Give brief introduction to Hierarchical Clustering?

Hierarchical Clustering creates clusters in a hierarchical tree-like structure (also called a Dendrogram). Meaning, a subset of similar data is created in a tree-like structure in which the root node corresponds to the entire data, and branches are created from the root node to form several clusters.

A Hierarchical clustering method works via grouping data into a tree of clusters. Hierarchical clustering begins by treating every data point as a separate cluster. Then, it repeatedly executes the subsequent steps:

  1. Identify the 2 clusters which can be closest together, and
  2. Merge the 2 maximum comparable clusters. We need to continue these steps until all the clusters are merged together.

In Hierarchical Clustering, the aim is to produce a hierarchical series of nested clusters. A diagram called Dendrogram (A Dendrogram is a tree-like diagram that statistics the sequences of merges or splits) graphically represents this hierarchy and is an inverted tree that describes the order in which factors are merged (bottom-up view) or clusters are broken up (top-down view).

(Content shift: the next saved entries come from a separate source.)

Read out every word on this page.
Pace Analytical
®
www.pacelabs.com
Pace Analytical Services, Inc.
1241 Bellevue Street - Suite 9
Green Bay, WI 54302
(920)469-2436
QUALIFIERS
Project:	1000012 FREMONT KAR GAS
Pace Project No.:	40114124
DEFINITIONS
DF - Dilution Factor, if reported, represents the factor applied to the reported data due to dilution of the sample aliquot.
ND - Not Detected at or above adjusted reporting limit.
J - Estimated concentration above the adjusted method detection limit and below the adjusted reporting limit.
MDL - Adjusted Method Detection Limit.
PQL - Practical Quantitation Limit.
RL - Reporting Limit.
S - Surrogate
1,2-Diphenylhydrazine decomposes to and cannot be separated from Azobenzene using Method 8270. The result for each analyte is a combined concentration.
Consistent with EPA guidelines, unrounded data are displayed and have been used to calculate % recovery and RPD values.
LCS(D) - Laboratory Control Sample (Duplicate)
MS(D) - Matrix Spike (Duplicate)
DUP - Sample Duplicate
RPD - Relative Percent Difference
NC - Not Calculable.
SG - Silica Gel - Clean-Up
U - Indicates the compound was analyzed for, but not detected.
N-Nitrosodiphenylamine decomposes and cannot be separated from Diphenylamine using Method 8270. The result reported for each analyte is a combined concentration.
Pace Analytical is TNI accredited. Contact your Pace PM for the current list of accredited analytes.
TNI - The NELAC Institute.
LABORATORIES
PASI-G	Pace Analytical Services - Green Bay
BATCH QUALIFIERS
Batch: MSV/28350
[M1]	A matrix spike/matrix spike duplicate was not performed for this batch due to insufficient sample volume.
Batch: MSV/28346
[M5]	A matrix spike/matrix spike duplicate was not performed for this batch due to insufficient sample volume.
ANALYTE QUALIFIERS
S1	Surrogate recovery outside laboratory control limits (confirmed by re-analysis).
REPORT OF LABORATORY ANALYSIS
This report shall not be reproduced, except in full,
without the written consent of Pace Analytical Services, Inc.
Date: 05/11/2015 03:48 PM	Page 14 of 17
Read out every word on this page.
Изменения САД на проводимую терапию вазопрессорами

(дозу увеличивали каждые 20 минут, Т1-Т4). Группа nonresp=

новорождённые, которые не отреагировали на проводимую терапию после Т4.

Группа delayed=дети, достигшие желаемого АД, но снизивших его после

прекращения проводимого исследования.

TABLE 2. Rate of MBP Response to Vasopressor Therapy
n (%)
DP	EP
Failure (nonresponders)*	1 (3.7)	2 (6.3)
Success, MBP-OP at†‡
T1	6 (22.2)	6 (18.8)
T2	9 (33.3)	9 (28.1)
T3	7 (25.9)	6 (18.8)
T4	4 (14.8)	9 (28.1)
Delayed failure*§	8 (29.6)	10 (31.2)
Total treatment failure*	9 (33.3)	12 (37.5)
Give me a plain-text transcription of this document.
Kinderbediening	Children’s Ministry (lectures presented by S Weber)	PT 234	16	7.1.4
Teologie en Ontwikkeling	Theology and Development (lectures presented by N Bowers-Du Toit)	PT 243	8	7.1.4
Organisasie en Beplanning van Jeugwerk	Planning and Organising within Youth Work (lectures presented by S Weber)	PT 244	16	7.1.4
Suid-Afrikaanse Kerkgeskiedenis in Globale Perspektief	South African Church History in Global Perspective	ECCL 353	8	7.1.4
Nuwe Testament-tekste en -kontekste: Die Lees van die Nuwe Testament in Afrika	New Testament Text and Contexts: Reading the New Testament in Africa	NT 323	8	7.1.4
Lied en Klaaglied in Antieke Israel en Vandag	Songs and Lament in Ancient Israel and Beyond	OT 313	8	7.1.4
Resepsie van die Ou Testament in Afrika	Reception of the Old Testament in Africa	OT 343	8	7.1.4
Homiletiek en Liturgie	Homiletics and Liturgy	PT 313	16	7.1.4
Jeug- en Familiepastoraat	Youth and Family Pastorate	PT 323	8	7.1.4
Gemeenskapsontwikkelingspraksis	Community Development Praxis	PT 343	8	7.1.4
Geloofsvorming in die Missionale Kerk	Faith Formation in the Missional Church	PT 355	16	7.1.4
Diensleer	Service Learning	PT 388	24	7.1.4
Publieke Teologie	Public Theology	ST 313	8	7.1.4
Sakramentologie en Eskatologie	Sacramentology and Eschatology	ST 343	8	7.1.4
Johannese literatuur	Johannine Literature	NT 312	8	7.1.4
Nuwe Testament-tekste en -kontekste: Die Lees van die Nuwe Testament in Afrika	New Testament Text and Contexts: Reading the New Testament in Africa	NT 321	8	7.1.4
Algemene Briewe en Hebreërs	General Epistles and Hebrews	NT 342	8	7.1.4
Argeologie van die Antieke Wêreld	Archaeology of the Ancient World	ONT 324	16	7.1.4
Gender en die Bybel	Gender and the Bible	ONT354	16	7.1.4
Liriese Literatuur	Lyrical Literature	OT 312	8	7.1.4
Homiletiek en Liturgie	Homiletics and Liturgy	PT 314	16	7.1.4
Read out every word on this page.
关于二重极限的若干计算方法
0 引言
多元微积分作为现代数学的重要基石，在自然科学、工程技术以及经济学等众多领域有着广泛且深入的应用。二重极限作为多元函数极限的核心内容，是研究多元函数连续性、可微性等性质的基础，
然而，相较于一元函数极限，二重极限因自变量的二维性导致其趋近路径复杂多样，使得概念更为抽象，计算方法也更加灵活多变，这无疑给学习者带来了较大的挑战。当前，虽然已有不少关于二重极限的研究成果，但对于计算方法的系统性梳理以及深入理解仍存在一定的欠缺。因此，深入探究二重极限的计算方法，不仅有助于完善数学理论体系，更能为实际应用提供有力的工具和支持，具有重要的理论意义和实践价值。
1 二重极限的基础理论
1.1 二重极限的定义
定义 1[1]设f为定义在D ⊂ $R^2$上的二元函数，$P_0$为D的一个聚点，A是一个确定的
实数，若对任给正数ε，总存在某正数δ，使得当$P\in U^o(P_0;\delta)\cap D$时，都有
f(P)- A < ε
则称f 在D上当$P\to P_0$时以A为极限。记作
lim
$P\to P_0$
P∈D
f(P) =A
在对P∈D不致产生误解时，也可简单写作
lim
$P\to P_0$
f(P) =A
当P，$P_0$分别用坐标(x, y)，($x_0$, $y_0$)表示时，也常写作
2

The basic method to generate hierarchical clustering is

1. Agglomerative: Initially consider every data point as an individual Cluster and at every step, merge the nearest pairs of the cluster. (It is a bottom-up method). At first, every dataset is considered as an individual entity or cluster. At every iteration, the clusters merge with different clusters until one cluster is formed.

2. Divisive: We can say that Divisive Hierarchical clustering is precisely the opposite of Agglomerative Hierarchical clustering. In Divisive Hierarchical clustering, we take into account all of the data points as a single cluster and in every iteration, we separate the data points from the clusters which aren’t comparable. In the end, we are left with N clusters.